Tuesday, March 10, 2009
Mazda RX7 Car
Mazda RX-7 sports car produced by the Japanese automaker Mazda from 1978 to 2002. The original RX-7 featured a twin-rotor Wankel rotary engine and a sporty front-midship, rear-wheel drive layout. The RX-7 was a direct replacement for the RX-3 (both were sold in Japan as the Savanna) and subsequently replaced all other Mazda rotary cars with the exception of the Cosmo. The RX-7 was the first car designed from the ground up to be a rotary powered car. The RX-3 and others were originally designed around a piston engine and were later retrofitted with the rotary.
The original RX-7 was a sports coupé. The compact and light-weight Wankel engine or rotary engine is situated slightly behind the front axle, a configuration marketed by Mazda as "front mid-engine". It was offered in America as a two-seat coupé, with optional "occasional" rear-seats in Japan, Australia, and other parts of the world. The "occasional" rear-seats were initially marketed as a dealer installed option for the North American markets.
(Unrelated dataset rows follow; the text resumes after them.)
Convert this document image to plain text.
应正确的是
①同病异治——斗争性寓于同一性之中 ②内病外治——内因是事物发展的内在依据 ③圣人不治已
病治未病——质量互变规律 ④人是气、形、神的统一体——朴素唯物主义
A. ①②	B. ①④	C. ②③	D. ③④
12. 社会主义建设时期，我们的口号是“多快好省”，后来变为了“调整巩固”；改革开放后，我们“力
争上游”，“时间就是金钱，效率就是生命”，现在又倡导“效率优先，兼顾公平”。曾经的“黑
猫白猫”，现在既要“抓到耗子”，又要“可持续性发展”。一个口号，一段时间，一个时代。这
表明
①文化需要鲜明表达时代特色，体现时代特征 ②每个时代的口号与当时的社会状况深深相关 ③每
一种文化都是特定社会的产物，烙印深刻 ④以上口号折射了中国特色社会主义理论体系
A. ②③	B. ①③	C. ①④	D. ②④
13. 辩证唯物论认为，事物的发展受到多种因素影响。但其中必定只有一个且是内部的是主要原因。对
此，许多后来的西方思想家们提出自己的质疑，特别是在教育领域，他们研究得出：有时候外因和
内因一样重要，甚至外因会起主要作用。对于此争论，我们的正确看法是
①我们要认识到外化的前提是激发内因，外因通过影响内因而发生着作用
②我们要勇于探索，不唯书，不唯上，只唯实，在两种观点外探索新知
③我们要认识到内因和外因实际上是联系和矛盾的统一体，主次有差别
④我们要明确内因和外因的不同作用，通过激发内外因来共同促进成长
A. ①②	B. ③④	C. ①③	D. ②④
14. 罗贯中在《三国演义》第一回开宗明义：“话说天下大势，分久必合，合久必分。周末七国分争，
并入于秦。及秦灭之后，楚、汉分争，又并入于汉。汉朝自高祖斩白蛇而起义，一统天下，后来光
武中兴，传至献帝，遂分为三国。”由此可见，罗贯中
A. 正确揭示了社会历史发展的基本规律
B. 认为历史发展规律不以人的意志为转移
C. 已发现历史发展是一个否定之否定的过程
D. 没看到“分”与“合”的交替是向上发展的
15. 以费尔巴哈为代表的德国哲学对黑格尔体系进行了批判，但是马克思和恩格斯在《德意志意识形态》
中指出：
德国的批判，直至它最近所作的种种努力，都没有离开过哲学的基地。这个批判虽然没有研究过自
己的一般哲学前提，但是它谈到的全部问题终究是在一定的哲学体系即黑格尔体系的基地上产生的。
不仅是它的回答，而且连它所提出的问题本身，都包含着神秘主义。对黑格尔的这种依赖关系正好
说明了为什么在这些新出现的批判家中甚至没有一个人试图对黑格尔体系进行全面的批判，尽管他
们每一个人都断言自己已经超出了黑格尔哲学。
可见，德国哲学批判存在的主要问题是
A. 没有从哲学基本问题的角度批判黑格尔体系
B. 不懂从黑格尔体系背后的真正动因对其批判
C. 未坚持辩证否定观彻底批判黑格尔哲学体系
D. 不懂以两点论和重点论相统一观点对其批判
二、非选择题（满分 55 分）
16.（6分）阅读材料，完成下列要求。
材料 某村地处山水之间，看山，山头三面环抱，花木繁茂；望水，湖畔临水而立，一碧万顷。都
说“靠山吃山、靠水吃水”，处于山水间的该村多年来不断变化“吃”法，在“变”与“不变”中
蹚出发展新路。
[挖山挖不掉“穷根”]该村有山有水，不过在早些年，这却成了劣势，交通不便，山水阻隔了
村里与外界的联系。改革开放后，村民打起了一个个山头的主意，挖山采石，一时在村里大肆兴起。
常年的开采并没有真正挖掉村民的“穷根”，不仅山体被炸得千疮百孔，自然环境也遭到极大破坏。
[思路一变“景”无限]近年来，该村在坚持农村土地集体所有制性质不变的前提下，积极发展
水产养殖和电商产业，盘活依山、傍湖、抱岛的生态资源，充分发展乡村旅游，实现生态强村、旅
Racing versions of the first-generation RX-7 were entered at the prestigious 24 hours of Le Mans endurance race. The first outing for the car, equipped with a 13B engine, failed by less than one second to qualify in 1979. The next year, a 12A-engine car not only qualified, it placed 21st overall. That same car did not finish in 1981, along with two more 13B cars. Those two cars were back for 1982, with one 14th place finish and another DNF. The RX-7 Le Mans effort was replaced by the 717C prototype for 1983. In 1991, Mazda became the first Japanese manufacturer to win the 24 hours of Le Mans. The car was a 4-rotor prototype class car, the 787B. The FIA outlawed rotary engines shortly after this win. To this day the rotary powered Mazda is the only Japanese manufacturer to have ever won the prestigious 24 hour Le Mans race outright.